The Stop-Work Authority Process

SWA programs generally involve a six-step process.

Stop the unsafe work. Under SWA, employees are obligated to initiate a stop-work intervention with colleagues who are potentially at risk. “Just tell them, ‘I’m using stop-work authority to pause this job, and let’s talk about it.  ”. The stop-work action should be clearly identified and initiated in a noncombative manner, “Don’t panic, but come across in a helpful way.”

Notify affected personnel and supervision of the stop-work action. “Don’t take it upon yourself to correct it all. Get other people involved.”

Investigate the cause for intervention. Affected personnel should discuss the situation and come to an agreement on the behavior or action in question. If all parties agree that it is safe to proceed without modifications, “the affected persons should show appreciation to the SWA initiator for their concern and then resume work.”  But if it’s determined that the SWA concern is valid, a stop-work issuance form will have to be completed. Work should be suspended until a proper resolution is achieved.

Correct the hazard. Make modifications according to the corrections outlined in the stop-work issuance form, and have qualified experts verify that all safety issues have been properly resolved.

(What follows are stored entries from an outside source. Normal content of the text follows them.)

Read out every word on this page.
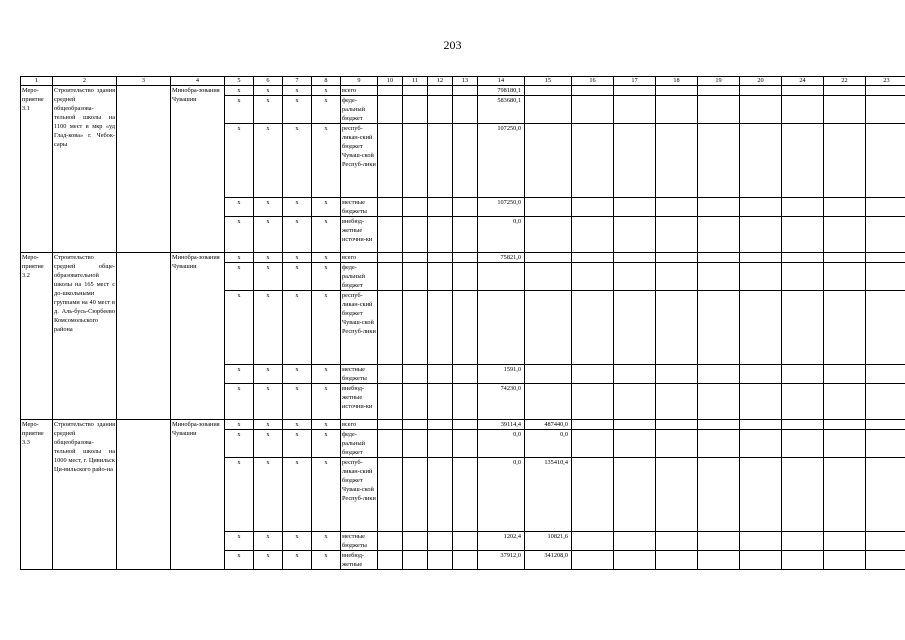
203
1	2	3	4	5	6	7	8	9	10	11	12	13	14	15	16	17	18	19	20	24	22	23
Меро-приятие 3.1	Строительство здания средней общеобразова-тельной школы на 1100 мест в мкр «уд Глад-кова» г. Чебок-сары		Минобра-зования Чувашии	x	x	x	x	всего					798180,1									
				x	x	x	x	феде-ральный бюджет					583680,1									
				x	x	x	x	респуб-ликан-ский бюджет Чуваш-ской Респуб-лики					107250,0									
				x	x	x	x	местные бюджеты					107250,0									
				x	x	x	x	внебюд-жетные источни-ки					0,0									
Меро-приятие 3.2	Строительство средней обще-образовательной школы на 165 мест с до-школьными группами на 40 мест в д. Аль-бусь-Сюрбеево Комсомольского района		Минобра-зования Чувашии	x	x	x	x	всего					75821,0									
				x	x	x	x	феде-ральный бюджет														
				x	x	x	x	респуб-ликан-ский бюджет Чуваш-ской Респуб-лики														
				x	x	x	x	местные бюджеты					1591,0									
				x	x	x	x	внебюд-жетные источни-ки					74230,0									
Меро-приятие 3.3	Строительство здания средней общеобразова-тельной школы на 1000 мест, г. Цивильск Ци-вильского райо-на		Минобра-зования Чувашии	x	x	x	x	всего					39114,4	487440,0								
				x	x	x	x	феде-ральный бюджет					0,0	0,0								
				x	x	x	x	респуб-ликан-ский бюджет Чуваш-ской Респуб-лики					0,0	135410,4								
				x	x	x	x	местные бюджеты					1202,4	10821,6								
				x	x	x	x	внебюд-жетные					37912,0	341208,0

Resume work. A designated person restarts the work operation. All affected employees and contractors should be notified of what corrective actions were taken. “Educate people that this happened, that you’re using SWA and what the process is.”

If the SWA initiator still believes the work is unsafe, he said, he or she “should be assigned to another job with absolutely no retribution. That will remove a lot of the hesitation around using SWA.”